Introduced August 5, 2025 by Nikema Williams · Last progress August 5, 2025
The bill would substantially expand federal protections, enforcement, and practical access to voting for young people and students — likely increasing youth participation — while shifting costs, administrative burdens, and litigation risk onto state and local officials and taxpayers and creating tensions over federal control of election administration.
Young people and college students will gain substantially easier and clearer access to register and vote — through pre-registration at 16–17, automatic activation at 18, protections for age-based mail-voting access, campus registration offices and polling-site access, and acceptance of qualifying student IDs — likely increasing youth enrollment and turnout.
Individuals, civil-rights groups, and private plaintiffs will have stronger, clearer federal enforcement tools (private right of action and fee-shifting) to vindicate age- and residency-based voting rights, making it easier to remedy violations and incentivize compliance.
Congressional and agency reporting (GAO/EAC) and public data on registration, absentee, provisional ballot rejections, and causes — disaggregated by age and race — will give state officials, researchers, and advocates better evidence to target reforms and reduce disparate rejection rates.
State and local election offices (and ultimately taxpayers) will likely face substantially more litigation exposure and related legal costs defending changes, complying with private suits, and possibly paying plaintiffs' fees if they lose.
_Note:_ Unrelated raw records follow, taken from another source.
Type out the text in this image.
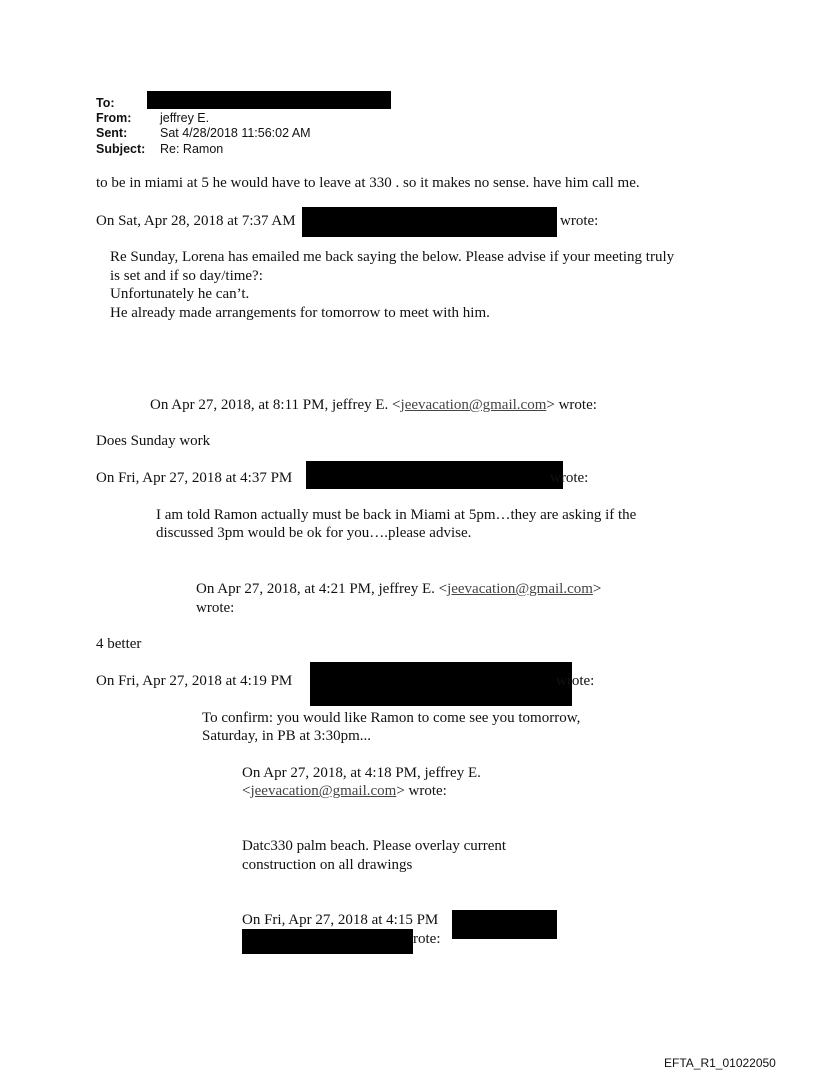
To:
From: jeffrey E.
Sent:	Sat 4/28/2018 11:56:02 AM
Subject: Re: Ramon
to be in miami at 5 he would have to leave at 330 . so it makes no sense. have him call me.
On Sat, Apr 28, 2018 at 7:37 AM	wrote:
Re Sunday, Lorena has emailed me back saying the below. Please advise if your meeting truly
is set and if so day/time?:
Unfortunately he can’t.
He already made arrangements for tomorrow to meet with him.
On Apr 27, 2018, at 8:11 PM, jeffrey E. <jeevacation@gmail.com> wrote:
Does Sunday work
On Fri, Apr 27, 2018 at 4:37 PM	wrote:
I am told Ramon actually must be back in Miami at 5pm…they are asking if the
discussed 3pm would be ok for you….please advise.
On Apr 27, 2018, at 4:21 PM, jeffrey E. <jeevacation@gmail.com>
wrote:
4 better
On Fri, Apr 27, 2018 at 4:19 PM	wrote:
To confirm: you would like Ramon to come see you tomorrow,
Saturday, in PB at 3:30pm...
On Apr 27, 2018, at 4:18 PM, jeffrey E.
<jeevacation@gmail.com> wrote:
Datc330 palm beach. Please overlay current
construction on all drawings
On Fri, Apr 27, 2018 at 4:15 PM
rote:
EFTA_R1_01022050
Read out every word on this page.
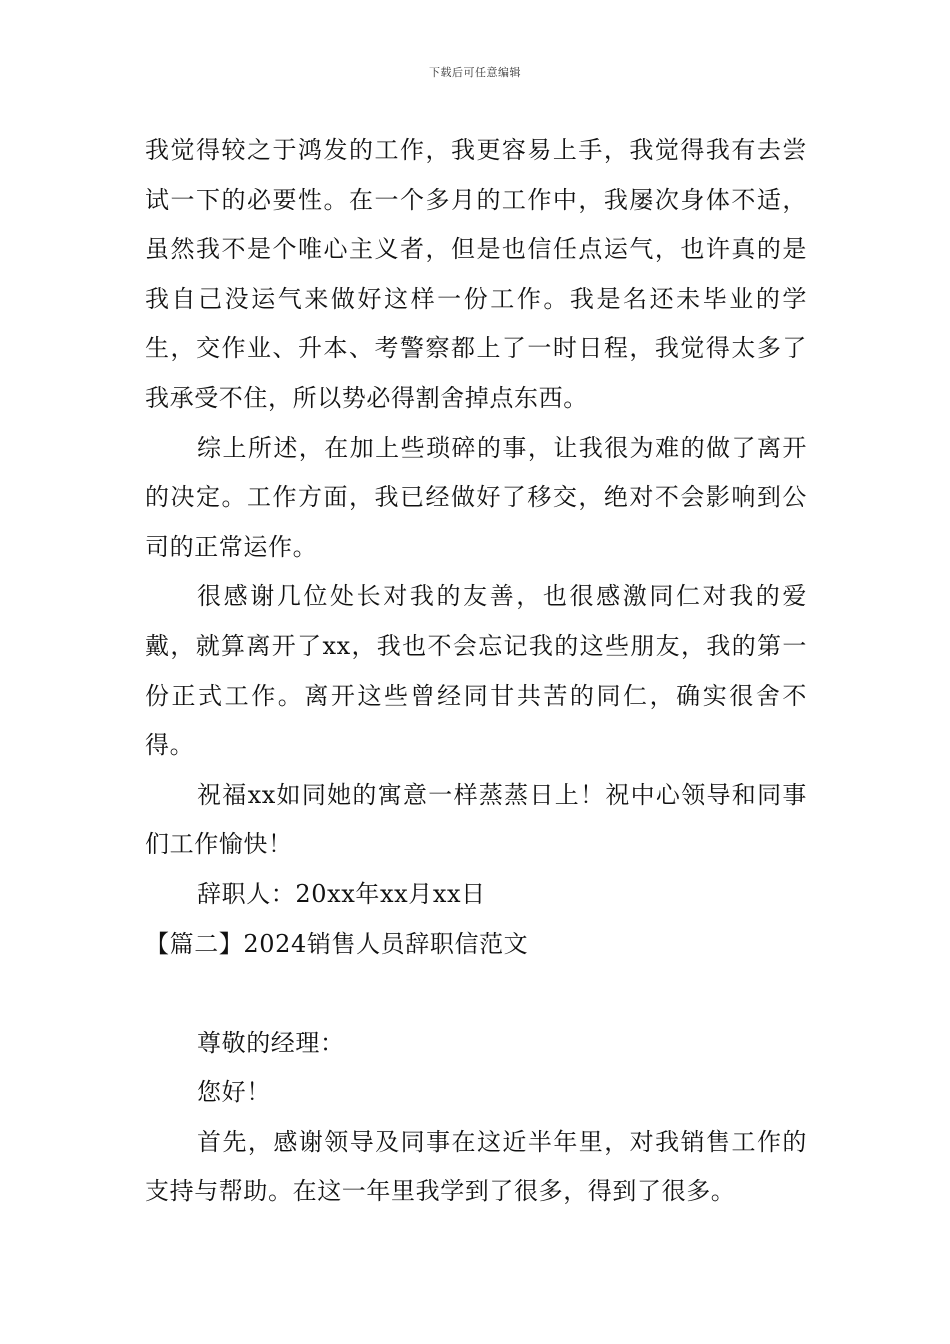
下载后可任意编辑

我觉得较之于鸿发的工作，我更容易上手，我觉得我有去尝试一下的必要性。在一个多月的工作中，我屡次身体不适，虽然我不是个唯心主义者，但是也信任点运气，也许真的是我自己没运气来做好这样一份工作。我是名还未毕业的学生，交作业、升本、考警察都上了一时日程，我觉得太多了我承受不住，所以势必得割舍掉点东西。

综上所述，在加上些琐碎的事，让我很为难的做了离开的决定。工作方面，我已经做好了移交，绝对不会影响到公司的正常运作。

很感谢几位处长对我的友善，也很感激同仁对我的爱戴，就算离开了xx，我也不会忘记我的这些朋友，我的第一份正式工作。离开这些曾经同甘共苦的同仁，确实很舍不得。

祝福xx如同她的寓意一样蒸蒸日上！祝中心领导和同事们工作愉快！

辞职人：20xx年xx月xx日

【篇二】2024销售人员辞职信范文

尊敬的经理：

您好！

首先，感谢领导及同事在这近半年里，对我销售工作的支持与帮助。在这一年里我学到了很多，得到了很多。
Implementing new requirements (pre‑registration systems, expanded NVRA duties on campuses, detailed EAC reporting, shuttles/mobile units/drop boxes, updated ID procedures) will impose nontrivial administrative and fiscal burdens on states, local offices, and public colleges.
The bill increases federal involvement and can reduce state flexibility over absentee/residency rules, heightening state–federal tensions and producing administrative uncertainty as jurisdictions adjust long‑standing practices.
Based on analysis of 22 sections of legislative text.
Strengthens youth voting protections, enables 16‑year pre‑registration, requires campus polling or alternatives, mandates student‑ID acceptance, expands data collection, and creates private enforcement rights.
Creates new federal protections and procedures to increase youth participation in federal elections. It adds grant authority for youth engagement, requires data collection on registration and ballot rejections by age, expands enforcement of the 26th Amendment (including an explicit ban on age-based mail-voting restrictions), creates new private rights of action to challenge age-based voting barriers, requires on‑campus polling access and alternatives for college students, permits voter pre‑registration beginning at age 16, and requires student IDs to be accepted as voter ID where photo ID laws apply.